Yeshiva University graduate schools can expect to see programs that are “more cohesive and practice oriented.” There will be a launching of a new MS in Real Estate program and a more general MS in Finance program. More broadly, for college graduates, continued education programs have already been implemented. Dean Wasserman’s full-day Founder Bootcamp included the attendance of 30 early-stage founders of the YU Innovation Lab, and they learned about navigating early decisions. Future bootcamps are on the horizon for Angel Investors, as well as for those looking to learn about solidifying and strengthening the leadership of nonprofit organizations.
Dr. Wasserman’s priorities as the new Dean include ensuring that a Sy Syms education will provide “Day 1 Job Readiness” in Syms students — this will enable the success of their job search, allowing them to become immediate and invaluable contributors upon being hired. Dean Wasserman says, “We are exploring when and how to encourage students to focus on two areas within Sy Syms (e.g. business analytics plus accounting for people who can leverage the power of both, or finance plus entrepreneurship for people who might want to do fintech intrapreneurship), and how to facilitate students graduating with both undergraduate and graduate degrees to strengthen their prospects on the job market. Initial great jobs will then set the table for impactful careers and lives.”

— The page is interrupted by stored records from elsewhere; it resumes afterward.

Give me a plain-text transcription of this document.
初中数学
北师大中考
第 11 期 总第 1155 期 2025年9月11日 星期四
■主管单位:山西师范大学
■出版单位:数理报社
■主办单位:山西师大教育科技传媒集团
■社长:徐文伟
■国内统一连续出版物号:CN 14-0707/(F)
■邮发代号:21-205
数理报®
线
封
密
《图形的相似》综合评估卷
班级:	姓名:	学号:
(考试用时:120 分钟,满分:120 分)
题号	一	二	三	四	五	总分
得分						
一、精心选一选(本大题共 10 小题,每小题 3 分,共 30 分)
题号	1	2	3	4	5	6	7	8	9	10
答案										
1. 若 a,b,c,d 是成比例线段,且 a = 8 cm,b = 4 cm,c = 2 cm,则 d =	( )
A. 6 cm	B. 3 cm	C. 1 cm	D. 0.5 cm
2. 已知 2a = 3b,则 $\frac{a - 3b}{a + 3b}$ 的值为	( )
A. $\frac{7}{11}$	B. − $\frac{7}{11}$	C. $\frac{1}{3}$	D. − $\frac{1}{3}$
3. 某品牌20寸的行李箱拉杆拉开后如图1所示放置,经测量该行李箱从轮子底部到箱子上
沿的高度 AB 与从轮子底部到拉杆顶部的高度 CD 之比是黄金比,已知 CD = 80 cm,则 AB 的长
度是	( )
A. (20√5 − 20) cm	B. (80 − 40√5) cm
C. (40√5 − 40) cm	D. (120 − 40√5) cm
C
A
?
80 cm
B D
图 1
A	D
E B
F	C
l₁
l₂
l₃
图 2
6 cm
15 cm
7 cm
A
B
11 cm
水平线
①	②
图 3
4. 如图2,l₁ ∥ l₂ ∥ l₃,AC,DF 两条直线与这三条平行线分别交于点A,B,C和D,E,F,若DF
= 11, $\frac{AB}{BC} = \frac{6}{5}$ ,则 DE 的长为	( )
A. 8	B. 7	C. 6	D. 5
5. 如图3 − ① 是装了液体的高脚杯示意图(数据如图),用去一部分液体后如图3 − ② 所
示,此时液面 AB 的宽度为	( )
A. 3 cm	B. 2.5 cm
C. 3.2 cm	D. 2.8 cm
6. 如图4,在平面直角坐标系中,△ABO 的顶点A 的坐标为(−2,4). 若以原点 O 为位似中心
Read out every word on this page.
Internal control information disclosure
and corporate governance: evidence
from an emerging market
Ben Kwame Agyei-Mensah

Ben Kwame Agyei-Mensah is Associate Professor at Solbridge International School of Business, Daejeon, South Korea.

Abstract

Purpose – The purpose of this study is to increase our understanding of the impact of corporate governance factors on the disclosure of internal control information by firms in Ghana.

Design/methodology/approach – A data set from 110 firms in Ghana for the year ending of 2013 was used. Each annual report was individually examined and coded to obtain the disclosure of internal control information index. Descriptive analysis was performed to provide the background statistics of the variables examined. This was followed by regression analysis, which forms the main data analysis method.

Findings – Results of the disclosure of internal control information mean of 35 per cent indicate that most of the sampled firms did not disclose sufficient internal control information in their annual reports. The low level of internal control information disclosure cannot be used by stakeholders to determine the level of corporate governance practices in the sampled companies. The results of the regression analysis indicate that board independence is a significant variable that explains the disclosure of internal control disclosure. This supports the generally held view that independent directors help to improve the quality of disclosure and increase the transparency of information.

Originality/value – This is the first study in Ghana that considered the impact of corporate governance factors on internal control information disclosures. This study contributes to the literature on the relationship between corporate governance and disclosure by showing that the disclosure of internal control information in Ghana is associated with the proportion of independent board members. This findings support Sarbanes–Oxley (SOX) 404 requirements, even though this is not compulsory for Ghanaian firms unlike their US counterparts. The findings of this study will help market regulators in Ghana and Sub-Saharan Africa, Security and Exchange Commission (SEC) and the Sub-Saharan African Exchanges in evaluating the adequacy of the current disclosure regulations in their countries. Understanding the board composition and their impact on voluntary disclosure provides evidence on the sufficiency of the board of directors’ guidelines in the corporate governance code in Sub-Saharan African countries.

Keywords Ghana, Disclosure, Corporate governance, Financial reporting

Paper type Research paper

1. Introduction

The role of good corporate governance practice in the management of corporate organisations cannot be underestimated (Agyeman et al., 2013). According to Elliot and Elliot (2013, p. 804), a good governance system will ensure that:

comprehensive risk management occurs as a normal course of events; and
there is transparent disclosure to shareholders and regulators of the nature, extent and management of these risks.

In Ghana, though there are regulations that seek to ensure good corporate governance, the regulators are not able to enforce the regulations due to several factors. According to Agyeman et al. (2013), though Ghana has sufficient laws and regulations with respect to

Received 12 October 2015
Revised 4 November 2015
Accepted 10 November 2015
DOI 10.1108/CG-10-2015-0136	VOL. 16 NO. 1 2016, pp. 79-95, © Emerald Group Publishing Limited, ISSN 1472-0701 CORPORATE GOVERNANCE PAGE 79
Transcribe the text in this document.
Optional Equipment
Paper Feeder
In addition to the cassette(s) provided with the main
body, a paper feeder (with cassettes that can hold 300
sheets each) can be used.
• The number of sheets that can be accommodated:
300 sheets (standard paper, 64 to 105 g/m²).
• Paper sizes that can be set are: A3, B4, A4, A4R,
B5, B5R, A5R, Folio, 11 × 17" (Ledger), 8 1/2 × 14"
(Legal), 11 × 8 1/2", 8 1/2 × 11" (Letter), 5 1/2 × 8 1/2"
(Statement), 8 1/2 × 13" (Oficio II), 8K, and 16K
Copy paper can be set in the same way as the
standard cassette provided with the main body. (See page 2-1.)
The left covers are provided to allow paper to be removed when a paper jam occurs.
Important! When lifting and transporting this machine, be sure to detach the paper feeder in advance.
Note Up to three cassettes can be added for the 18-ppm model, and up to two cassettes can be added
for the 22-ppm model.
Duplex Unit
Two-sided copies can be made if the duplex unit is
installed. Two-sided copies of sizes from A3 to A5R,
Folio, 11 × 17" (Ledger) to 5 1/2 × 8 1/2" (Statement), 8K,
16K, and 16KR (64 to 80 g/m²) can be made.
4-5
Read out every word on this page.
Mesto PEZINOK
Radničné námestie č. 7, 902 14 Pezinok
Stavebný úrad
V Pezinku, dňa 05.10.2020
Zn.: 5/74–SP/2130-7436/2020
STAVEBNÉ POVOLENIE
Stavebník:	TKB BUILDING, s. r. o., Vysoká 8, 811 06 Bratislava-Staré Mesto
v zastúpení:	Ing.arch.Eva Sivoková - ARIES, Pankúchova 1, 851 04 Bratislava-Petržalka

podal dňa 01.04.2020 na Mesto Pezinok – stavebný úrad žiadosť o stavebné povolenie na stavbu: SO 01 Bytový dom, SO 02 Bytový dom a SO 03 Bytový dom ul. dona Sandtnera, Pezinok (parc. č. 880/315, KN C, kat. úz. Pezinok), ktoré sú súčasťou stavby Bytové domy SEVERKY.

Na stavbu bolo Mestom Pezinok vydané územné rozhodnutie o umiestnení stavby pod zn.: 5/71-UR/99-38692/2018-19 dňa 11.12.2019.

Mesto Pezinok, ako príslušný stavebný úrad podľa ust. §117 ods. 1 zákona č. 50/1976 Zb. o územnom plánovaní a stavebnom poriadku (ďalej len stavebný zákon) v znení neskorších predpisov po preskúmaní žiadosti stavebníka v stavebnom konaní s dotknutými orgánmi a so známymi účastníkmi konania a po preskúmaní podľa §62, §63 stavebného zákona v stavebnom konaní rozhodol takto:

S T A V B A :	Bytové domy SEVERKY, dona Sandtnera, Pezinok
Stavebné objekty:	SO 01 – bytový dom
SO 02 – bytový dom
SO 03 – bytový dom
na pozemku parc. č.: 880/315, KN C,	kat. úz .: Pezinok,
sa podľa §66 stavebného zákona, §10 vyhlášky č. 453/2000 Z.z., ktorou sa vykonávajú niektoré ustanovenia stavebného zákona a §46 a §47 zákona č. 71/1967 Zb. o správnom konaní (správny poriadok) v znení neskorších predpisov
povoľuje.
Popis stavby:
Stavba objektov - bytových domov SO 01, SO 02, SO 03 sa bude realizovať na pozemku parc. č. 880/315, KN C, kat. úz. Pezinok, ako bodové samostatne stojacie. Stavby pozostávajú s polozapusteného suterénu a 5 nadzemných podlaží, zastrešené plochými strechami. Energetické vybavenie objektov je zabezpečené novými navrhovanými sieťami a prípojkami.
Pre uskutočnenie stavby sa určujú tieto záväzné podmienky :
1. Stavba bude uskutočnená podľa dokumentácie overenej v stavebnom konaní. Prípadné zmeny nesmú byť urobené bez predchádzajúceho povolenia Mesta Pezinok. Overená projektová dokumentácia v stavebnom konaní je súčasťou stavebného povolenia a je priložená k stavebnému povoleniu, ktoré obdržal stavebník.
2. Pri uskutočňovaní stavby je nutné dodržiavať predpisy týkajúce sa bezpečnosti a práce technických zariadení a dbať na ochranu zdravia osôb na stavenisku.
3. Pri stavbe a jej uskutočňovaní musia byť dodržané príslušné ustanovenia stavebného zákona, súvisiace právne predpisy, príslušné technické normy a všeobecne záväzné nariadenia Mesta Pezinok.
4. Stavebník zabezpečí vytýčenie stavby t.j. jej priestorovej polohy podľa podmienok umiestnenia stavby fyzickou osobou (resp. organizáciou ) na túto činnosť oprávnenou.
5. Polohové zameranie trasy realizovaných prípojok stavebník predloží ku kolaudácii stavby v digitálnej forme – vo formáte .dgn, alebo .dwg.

In the midst of these changes, Dean Wasserman emphasizes,“We will continue to tap the voice of the student — through continuing my chats with students; through having them provide their professors with mid-semester feedback about what’s going well in the course and should be reinforced, and what can be strengthened during the remaining half of the semester; and through other modes of communication that we’ll tap on an ongoing basis.”
Dean Wasserman is a recent addition to YU and many students have not yet had the chance to interact with him. However, those who have worked with him have only positive remarks. Miriam Schloss, the president of the Sy Syms Student Council says, “I’ve been working on a few initiatives with Dean Wasserman’s help and direction over the summer, and it’s been a pleasure to work with him. He’s been incredibly receptive to implementing new ideas and has offered whatever support I need to make them a reality.” She also encourages that “he actively seeks student feedback about the Syms experience. If anyone has thoughts that they would like to share, I know that he would love to have the opportunity to listen.”
In his short tenure, Dean Wasserman has made positive inroads, and has a wide reaching vision that many Syms students are excited about. We can all look forward to seeing what Dean Wasserman has in store for the future of Sy Syms.